Which generates this intent-filter that is working has intented:

<intent-filter android:autoVerify="true">
    <action android:name="android.intent.action.VIEW" />
    <category android:name="android.intent.category.DEFAULT" />
    <category android:name="android.intent.category.BROWSABLE" />
    <data android:host="com.example.app" android:pathPrefix="/" android:scheme="https" />
</intent-filter>

Answer 2

I might just have solved something like this. Things to check:

Please note, i'm only using imgur.com as an example, I'm not affiliated/working for them in any way.

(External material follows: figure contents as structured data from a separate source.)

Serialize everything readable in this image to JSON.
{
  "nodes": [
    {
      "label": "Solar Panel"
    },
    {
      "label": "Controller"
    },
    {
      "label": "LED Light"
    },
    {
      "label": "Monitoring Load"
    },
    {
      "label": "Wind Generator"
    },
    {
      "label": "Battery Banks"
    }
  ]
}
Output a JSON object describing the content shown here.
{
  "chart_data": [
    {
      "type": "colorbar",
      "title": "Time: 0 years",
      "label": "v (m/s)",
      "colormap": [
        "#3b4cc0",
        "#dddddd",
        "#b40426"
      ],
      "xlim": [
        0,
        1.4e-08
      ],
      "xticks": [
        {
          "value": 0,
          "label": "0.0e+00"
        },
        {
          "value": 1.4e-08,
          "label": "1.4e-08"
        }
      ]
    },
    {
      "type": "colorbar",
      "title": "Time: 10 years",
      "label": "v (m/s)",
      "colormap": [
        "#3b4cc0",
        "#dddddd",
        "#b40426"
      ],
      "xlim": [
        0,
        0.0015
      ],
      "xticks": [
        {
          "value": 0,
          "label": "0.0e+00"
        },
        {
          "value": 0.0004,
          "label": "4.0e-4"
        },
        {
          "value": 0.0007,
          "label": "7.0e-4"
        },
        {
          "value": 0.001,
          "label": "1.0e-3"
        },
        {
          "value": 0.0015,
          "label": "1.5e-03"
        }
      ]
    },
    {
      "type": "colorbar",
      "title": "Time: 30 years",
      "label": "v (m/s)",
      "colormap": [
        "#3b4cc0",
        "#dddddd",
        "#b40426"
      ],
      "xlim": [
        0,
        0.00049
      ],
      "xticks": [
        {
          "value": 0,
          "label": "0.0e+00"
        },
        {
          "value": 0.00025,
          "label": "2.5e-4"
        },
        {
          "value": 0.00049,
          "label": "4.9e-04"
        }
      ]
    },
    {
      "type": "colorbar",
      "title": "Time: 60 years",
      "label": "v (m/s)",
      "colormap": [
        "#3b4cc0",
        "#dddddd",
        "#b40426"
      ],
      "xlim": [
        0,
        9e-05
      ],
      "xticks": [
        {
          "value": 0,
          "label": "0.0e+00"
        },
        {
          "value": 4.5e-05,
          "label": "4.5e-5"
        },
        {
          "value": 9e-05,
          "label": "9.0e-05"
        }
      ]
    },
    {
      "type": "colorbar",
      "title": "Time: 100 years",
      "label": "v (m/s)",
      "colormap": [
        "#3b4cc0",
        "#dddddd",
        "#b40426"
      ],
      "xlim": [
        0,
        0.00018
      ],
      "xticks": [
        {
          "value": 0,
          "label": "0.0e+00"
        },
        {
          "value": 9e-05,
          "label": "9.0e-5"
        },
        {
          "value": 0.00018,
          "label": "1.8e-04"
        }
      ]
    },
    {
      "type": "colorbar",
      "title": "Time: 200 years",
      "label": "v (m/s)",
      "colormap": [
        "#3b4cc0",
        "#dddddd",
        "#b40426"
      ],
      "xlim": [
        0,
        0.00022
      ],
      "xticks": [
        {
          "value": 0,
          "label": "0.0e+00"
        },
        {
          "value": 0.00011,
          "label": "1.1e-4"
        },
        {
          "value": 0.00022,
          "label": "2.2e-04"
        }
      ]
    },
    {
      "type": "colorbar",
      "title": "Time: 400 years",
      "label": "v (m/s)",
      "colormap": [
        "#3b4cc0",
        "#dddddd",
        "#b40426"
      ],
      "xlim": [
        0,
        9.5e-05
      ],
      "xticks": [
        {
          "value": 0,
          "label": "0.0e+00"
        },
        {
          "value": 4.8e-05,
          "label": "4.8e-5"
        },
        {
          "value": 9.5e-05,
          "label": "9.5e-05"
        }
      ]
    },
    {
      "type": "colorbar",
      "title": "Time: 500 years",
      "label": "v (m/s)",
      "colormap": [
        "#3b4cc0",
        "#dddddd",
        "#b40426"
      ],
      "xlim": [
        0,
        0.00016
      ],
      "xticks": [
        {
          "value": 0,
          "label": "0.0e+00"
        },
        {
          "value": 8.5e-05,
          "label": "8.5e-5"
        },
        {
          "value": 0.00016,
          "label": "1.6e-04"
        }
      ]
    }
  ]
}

1. Check your assetlinks.json, and compare it to a working one (e.g. https://imgur.com/.well-known/assetlinks.json). You could also test your file like so: https://digitalassetlinks.googleapis.com/v1/statements:list?source.web.site=https://imgur.com&relation=delegate_permission/common.handle_all_urls
2. Next, check your AndroidManifest.xml, and ensure that the attribute android:autoVerify="true" is set on the intent-element (By mistake, I've declared mine on the activity-element) which caused same problem as above):

    <activity android:name=".MainActivity">
            <intent-filter android:autoVerify="true">
                <action android:name="android.intent.action.VIEW" />

                <category android:name="android.intent.category.DEFAULT" />
                <category android:name="android.intent.category.BROWSABLE" />

                <data
                    android:scheme="https"
                    android:host="imgur.com" />
            </intent-filter>
    </activity>

3. Next, build a signed .apk (use the same keystore to sign your .apk with, as you've used to set the footprint in the assetlinks.json file - i.e. $ keytool -list -v -keystore myapp.keystore), and install that into the emulator. Something like this (uninstall app from emulator first):

    $ adb install /myapp/app-release.apk
    $ adb shell
    : pm get-app-links com.myapp.app

Also, this reference page is handy while working with this: https://developer.android.com/training/app-links/verify-site-associations#manual-verification -- hope this helps!

Answer 3

This might help other people, but I made 2 intent filters:

1. One with http/s only data tags and
2. The other with my app's name as the scheme.

It didn't seem to work when the custom theme was bundled under one intent filter.